Two of the most heavily pushed supposed afflictions in current marketing efforts involve male potency, with massive expenditures being made to help alleviate “erectile dysfunction” and “low testosterone.”

Recently the Columbus Dispatch, in an article reprinted from the New York Times, noted that advertisements selling testosterone gel were distressing physicians who claim that that “low T” is an invented condition and use of the gel has potentially harmful effects, not only on patients but on the nation’s multi-trillion dollar health care costs as well.

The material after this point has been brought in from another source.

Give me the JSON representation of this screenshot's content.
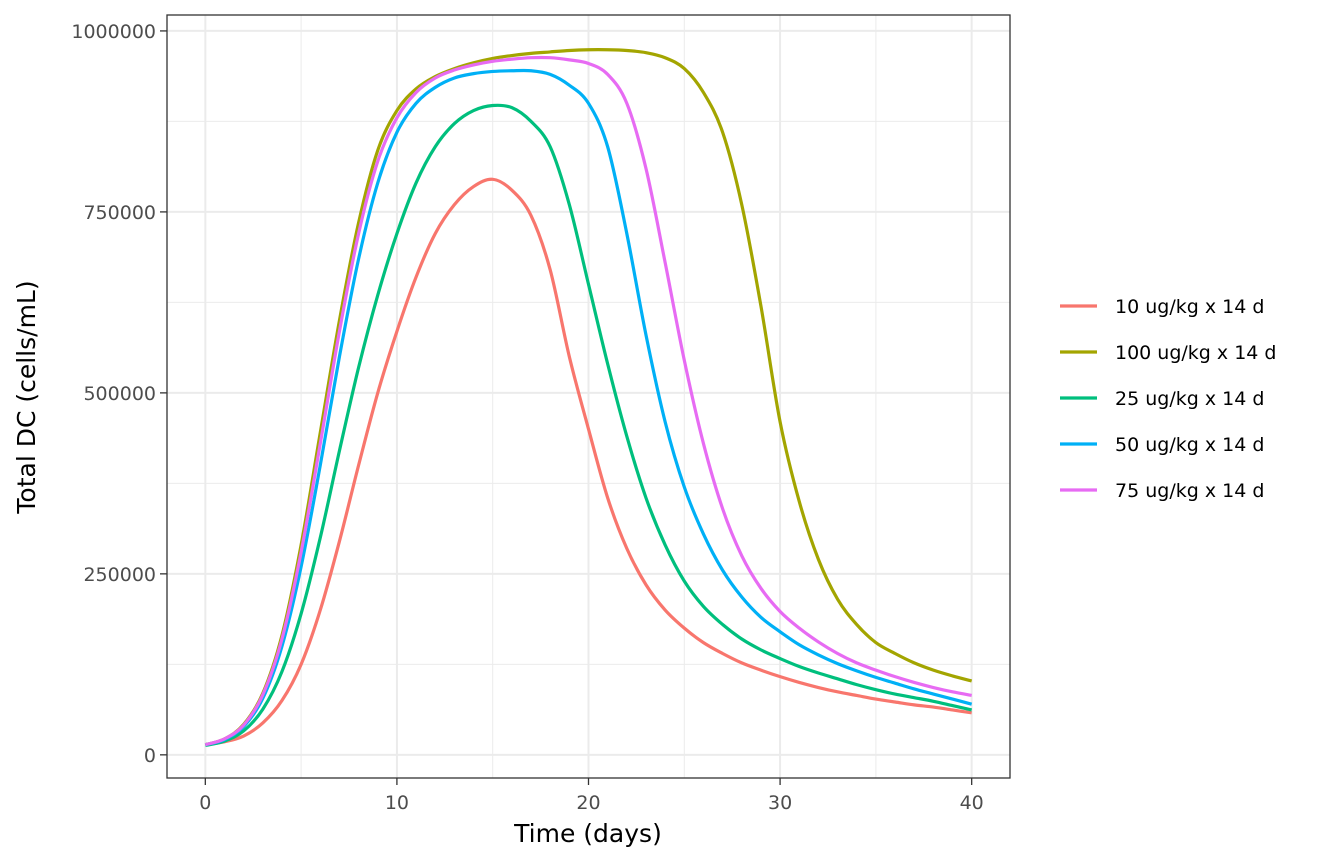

One of the physicians quoted was Dr. Joel Finkelstein, an associate professor and medical researcher at Harvard University. Although the Dispatch didn’t note it, Dr. Finkelstein is a 1972 graduate of Columbus’ Eastmoor High School since renamed Eastmoor Academy. He is studying male hormone changes associated with aging.

The Dispatch/New York Times article quoted Joel as saying, “The market for testosterone gels evolved because there is an appetite among men and because there is advertising. The problem is that no one has proved that it works and we don’t know the risks.”

Joel was a classmate and friend of my son, Mark, now a noted plastic surgeon practicing in Cincinnati. Both played for the Eastmoor tennis team that won a city championship. Joel and Mark did their undergraduate studies at Northwestern University.

Last year at their 40th year Eastmoor class reunion, Joel addressed the attendees on what a marvelous education they had received at Eastmoor and how meaningful an experience they were given. My son was so impressed with the tribute that he paid for a full-page advertisement in the Dispatch to reprint Joel’s speech.

Mark and Joel and another distinguished Eastmoor graduate, Archie Griffin, were all nominated for academic athletic achievement honors at their high school. Joel place first, Mark second and Archie third. Archie, of course, went on to become the only two-time winner of collegiate football’s highest honor, the Heisman trophy and then a career at Ohio State University where he is now president and CEO of the OSU Alumni Association.

As an aside, my younger son, Randall, was on Eastmoor’s wrestling team with Archie. With all the recent turmoil in the Columbus school district regarding alleged changing of school attendance records in an effort to achieve the appearance of better performance and in light of the proliferation of charter schools competing with public schools, it is comforting to reflect on how well the school system carried out its missions in past decades and how so many of Eastmoor’s graduates distinguished themselves in professions and business careers.

On the other hand, it is discouraging to consider that with Big Pharma continuing to spend multi-billions on advertising to consumers and with some physicians yielding to patient demands for the prescriptions being promoted, we are likely to remain a nation of pill poppers indefinitely into the future. More on this subject next month. Stay tuned.

Columbus resident Marvin Brown is a retired advertising and publishing executive.